L'AI imita l'empatia
Il caso Charachter AI
Quando l’intelligenza artificiale diventa disturbante
C’è un momento, mentre scorri l’ennesima chat con un’intelligenza artificiale, in cui ti chiedi: chi sto cercando davvero?
Un amico?
Un riflesso?
Un surrogato emotivo?
Character AI vive esattamente in quel cortocircuito: un'app che ti fa parlare con personaggi reali, inventati, storici, anime, divinità greche o fidanzati programmabili. Sembra intrattenimento, ma non lo è del tutto.
Nata nel 2021 da due ex ingegneri di Google, Character AI oggi è una delle piattaforme più discusse del panorama tech. L’idea è semplice, quasi geniale nella sua pericolosità: creare chatbot con una “personalità”.
Non si tratta di semplici risposte automatiche, ma veri personaggi che ti ascoltano, reagiscono, ricordano quello che dici e ti “capiscono”. Il tutto condito da un’interfaccia amichevole, toni confidenziali e dialoghi che sembrano usciti da una fanfiction troppo coinvolta.
E se stessimo, senza accorgercene, educando una generazione a cercare connessioni in qualcosa che non respira?
Un pubblico giovanissimo e connesso, troppo
Nel 2025, Character AI totalizza circa 185 milioni di visite mensili.
La maggior parte degli utenti? Fascia 18-24 anni, anche se la soglia si sta abbassando sempre di più. In Italia, l’app conta 119.000 utenti attivi al mese, ma il dato più impressionante non è la quantità, è la durata: oltre 20 ore mensili per utente. Tradotto: siamo davanti a un fenomeno di immersione profonda dove non si chatta per curiosità, si torna per bisogno, per dipendenza.
In che senso?
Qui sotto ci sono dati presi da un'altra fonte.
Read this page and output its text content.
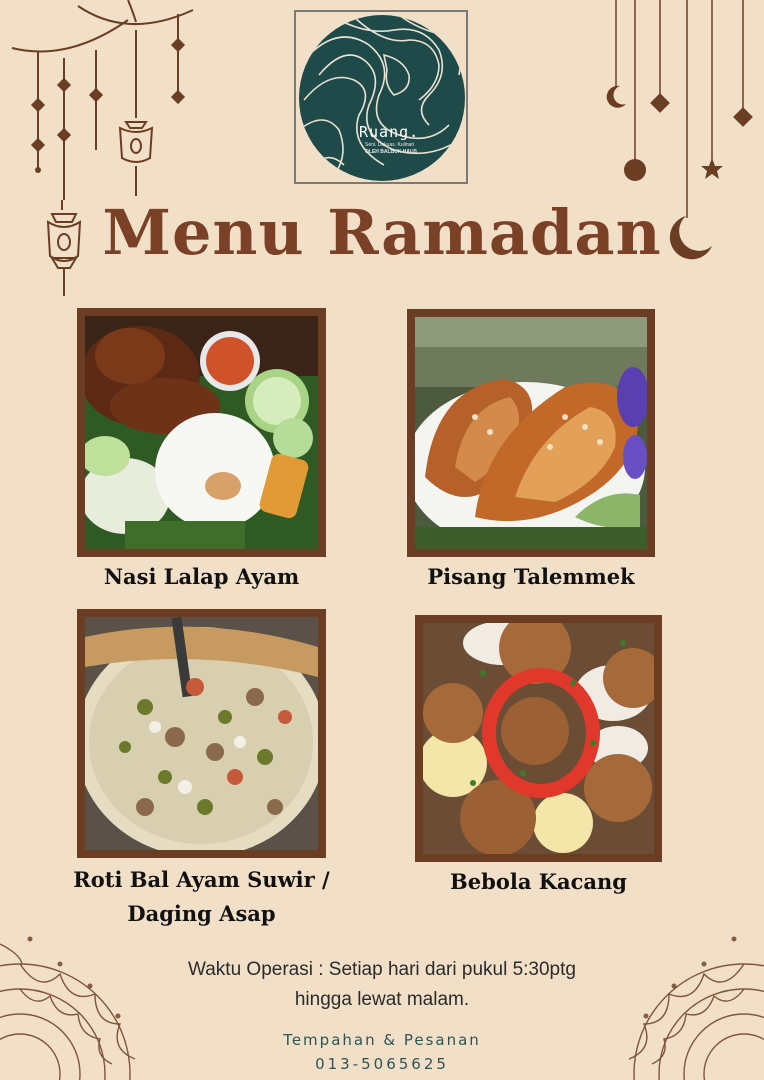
Ruang.
Seni. Dakuas. Kulinari
OLEH BALBUK HAUS
Menu Ramadan
Nasi Lalap Ayam	Pisang Talemmek
Roti Bal Ayam Suwir /
Daging Asap
Bebola Kacang
Waktu Operasi : Setiap hari dari pukul 5:30ptg
hingga lewat malam.
Tempahan & Pesanan
013-5065625
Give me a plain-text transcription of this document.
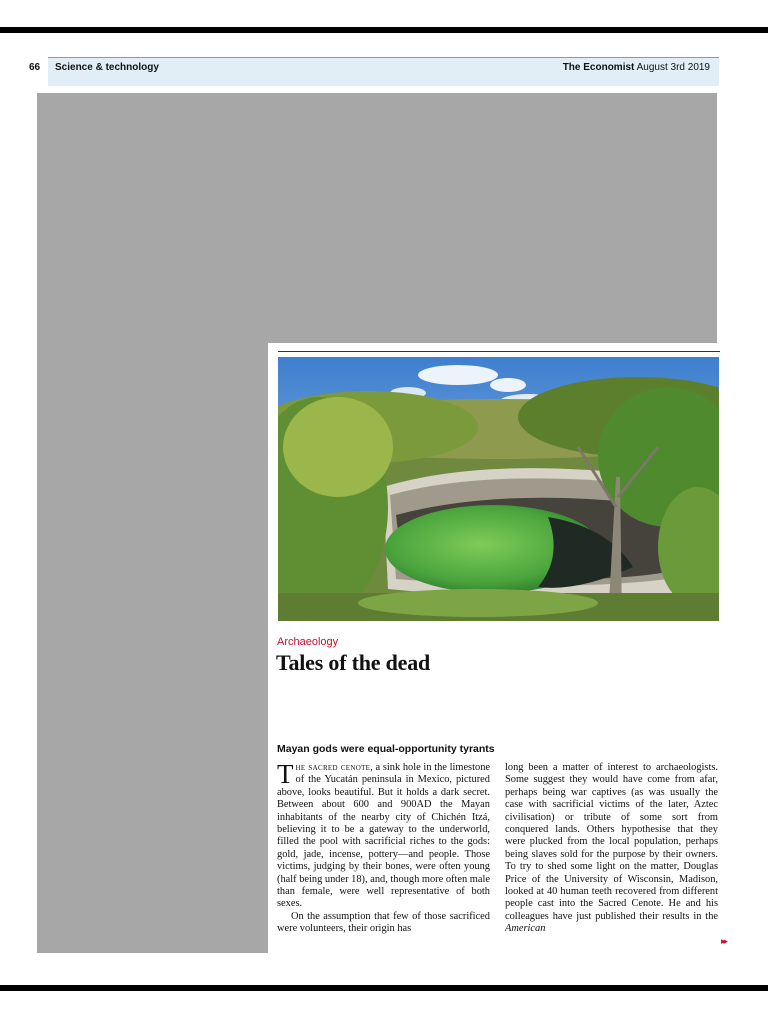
66 Science & technology	The Economist August 3rd 2019
Archaeology
Tales of the dead
Mayan gods were equal-opportunity tyrants

The sacred cenote, a sink hole in the limestone of the Yucatán peninsula in Mexico, pictured above, looks beautiful. But it holds a dark secret. Between about 600 and 900AD the Mayan inhabitants of the nearby city of Chichén Itzá, believing it to be a gateway to the underworld, filled the pool with sacrificial riches to the gods: gold, jade, incense, pottery—and people. Those victims, judging by their bones, were often young (half being under 18), and, though more often male than female, were well representative of both sexes.

On the assumption that few of those sacrificed were volunteers, their origin has

long been a matter of interest to archaeologists. Some suggest they would have come from afar, perhaps being war captives (as was usually the case with sacrificial victims of the later, Aztec civilisation) or tribute of some sort from conquered lands. Others hypothesise that they were plucked from the local population, perhaps being slaves sold for the purpose by their owners. To try to shed some light on the matter, Douglas Price of the University of Wisconsin, Madison, looked at 40 human teeth recovered from different people cast into the Sacred Cenote. He and his colleagues have just published their results in the American

▸▸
Continua a leggere!
Non è solo un gioco e non è solo AI.
Character AI viene spesso presentato come un tool creativo, ma la verità è che le dinamiche che innesca sono sottili e psicologicamente potenti. Crea legami o meglio, l’illusione di un legame. Ti ascolta sempre, ti capisce sempre, non ti giudica mai. Un po’ come i social, ma con l’aggravante che qui l’altro non esiste nemmeno.
È l’evoluzione del monologo interiore, ma con una risposta che può portare delle conseguenze drammatiche.
Il caso Setzer e la domanda che non possiamo e non vogliamo più ignorare
Nell’ottobre 2025, Elisa True Crime pubblica su YouTube una puntata diventata virale: “SPINTO ALLA M0RTE DA UN CHATBOT”. Racconta la storia di Sewell Setzer, adolescente della Florida che avrebbe sviluppato una dipendenza affettiva da un chatbot di Character AI. Una relazione totalizzante, esclusiva, ossessiva. Fino al tragico epilogo.
Oggi il caso è al centro di una causa per morte colposa contro la società Character.AI, ma il punto non è (solo) legale. È umano, culturale, sociale.
Elisa De Marco, con tono lucido e inquieto, parla di “illusione relazionale”: quando il cervello umano risponde emotivamente a qualcosa che non esiste. E se ci pensi, è esattamente ciò che Character AI propone, solo che lo fa benissimo, troppo bene.
La parte dell’AI che non mi piace
Amo la tecnologia e l’intelligenza artificiale, ci lavoro, ci vivo dentro. Ma Character AI è la parte dell’intelligenza artificiale che mi inquieta, non perché sia “cattiva”, ma perché è realistica, perché mima l’intimità, e quando lo fa con utenti giovani, fragili, o semplicemente soli, può diventare una gabbia.
Non si tratta di demonizzare il digitale. Ma di chiederci dove finisce il gioco, e dove comincia qualcosa di più sottile. Di più pericoloso.